W takiej sytuacji oczywistym jest dlaczego tak bardzo właścicielowi Prokomu zależało na utrzymaniu koalicji rządowej PiS, SO, LPR. I prawdopodobnie dlatego właśnie Krauze podjął tak wielkie ryzyko i wykorzystał wszystkie swoje atuty aby ratować Leppera. Nie zrobił przecież tego z miłości do szefa Samoobrony tylko dla zachowania swoich wpływów w obecnym układzie rządzącym. Jednak działania jakie wykonał wiązały sie z olbrzymim zagrożeniem - a biorąc pod uwagę fakt, że nie jest on nowicjuszem w polskim biznesie to w tym wszystkim musi chodzić o naprawdę ogromne pieniądze.

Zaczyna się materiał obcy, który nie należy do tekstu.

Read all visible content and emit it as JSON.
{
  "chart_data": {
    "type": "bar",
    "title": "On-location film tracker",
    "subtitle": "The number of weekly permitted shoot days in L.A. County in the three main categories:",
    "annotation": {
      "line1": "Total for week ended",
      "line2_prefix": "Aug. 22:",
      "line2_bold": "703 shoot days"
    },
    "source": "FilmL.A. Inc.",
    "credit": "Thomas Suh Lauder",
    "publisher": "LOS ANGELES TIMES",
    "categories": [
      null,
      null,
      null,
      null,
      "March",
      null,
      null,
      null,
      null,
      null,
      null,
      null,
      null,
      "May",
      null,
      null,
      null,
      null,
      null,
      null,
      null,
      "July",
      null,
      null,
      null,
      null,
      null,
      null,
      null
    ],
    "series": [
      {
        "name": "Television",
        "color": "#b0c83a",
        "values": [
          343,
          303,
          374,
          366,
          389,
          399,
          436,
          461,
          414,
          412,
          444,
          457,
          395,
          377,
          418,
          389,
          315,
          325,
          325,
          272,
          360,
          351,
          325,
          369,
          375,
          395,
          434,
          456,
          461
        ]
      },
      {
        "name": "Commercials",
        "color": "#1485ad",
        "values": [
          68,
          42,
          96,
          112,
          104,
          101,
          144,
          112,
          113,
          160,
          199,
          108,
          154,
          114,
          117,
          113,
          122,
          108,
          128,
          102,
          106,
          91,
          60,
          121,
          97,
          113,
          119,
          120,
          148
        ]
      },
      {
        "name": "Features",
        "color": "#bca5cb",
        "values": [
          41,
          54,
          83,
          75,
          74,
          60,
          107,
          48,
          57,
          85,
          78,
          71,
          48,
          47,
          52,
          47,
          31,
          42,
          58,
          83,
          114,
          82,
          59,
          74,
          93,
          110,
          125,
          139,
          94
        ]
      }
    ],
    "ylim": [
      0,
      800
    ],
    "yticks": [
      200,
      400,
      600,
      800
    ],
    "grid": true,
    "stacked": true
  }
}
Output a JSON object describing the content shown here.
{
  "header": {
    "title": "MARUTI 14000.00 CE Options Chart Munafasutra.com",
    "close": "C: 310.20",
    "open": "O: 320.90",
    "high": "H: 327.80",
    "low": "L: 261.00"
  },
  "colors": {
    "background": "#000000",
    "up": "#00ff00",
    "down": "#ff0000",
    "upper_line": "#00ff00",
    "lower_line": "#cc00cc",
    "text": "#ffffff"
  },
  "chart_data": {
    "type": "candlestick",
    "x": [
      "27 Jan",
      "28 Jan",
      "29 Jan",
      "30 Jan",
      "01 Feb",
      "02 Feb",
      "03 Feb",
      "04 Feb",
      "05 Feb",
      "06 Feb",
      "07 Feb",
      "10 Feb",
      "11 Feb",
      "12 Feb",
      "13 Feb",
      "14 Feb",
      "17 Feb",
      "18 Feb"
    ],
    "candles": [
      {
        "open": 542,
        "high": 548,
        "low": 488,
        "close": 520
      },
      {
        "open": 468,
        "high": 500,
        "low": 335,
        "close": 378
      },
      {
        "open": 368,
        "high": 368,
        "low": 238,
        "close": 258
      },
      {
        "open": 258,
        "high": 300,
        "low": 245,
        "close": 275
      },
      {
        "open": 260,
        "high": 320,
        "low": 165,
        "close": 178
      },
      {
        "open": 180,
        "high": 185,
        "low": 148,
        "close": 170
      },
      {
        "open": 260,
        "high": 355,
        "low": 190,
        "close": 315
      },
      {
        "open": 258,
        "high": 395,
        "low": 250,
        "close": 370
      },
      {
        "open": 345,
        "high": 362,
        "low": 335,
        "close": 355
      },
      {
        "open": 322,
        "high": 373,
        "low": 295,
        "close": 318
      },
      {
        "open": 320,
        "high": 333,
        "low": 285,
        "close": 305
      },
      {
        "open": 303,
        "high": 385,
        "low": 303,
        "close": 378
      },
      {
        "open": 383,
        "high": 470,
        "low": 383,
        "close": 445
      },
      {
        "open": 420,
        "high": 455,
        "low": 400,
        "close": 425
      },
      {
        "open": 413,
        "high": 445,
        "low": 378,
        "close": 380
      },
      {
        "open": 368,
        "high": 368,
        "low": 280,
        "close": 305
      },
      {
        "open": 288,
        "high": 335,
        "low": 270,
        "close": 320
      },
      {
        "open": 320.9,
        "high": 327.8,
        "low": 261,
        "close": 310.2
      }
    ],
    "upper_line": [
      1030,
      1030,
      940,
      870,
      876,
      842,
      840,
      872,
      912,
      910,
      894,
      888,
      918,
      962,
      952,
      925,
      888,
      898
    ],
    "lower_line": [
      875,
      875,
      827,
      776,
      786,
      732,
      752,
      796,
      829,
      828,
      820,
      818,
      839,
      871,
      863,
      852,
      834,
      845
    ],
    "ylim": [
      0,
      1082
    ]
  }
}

Prawdopodobnie nie będzie trudnym zadaniem dla prokuratury ustalenie jakie i ile korzystnych decyzji dla szefa Prokomu podjął obecny rząd - tylko powstaje pytanie czy na rękę PiS będzie ogłaszać te fakty?. Wydaje mi się, że nie. Bowiem przecież każda taka decyzja obciżzy również w pewnym stopniu Jarosława Kaczyńskiego jako premiera, który jak się okazuje wcale nie panował nad swoim rządem gdyż nad nim był jeszcze superpremier - pan Ryszard Krauze.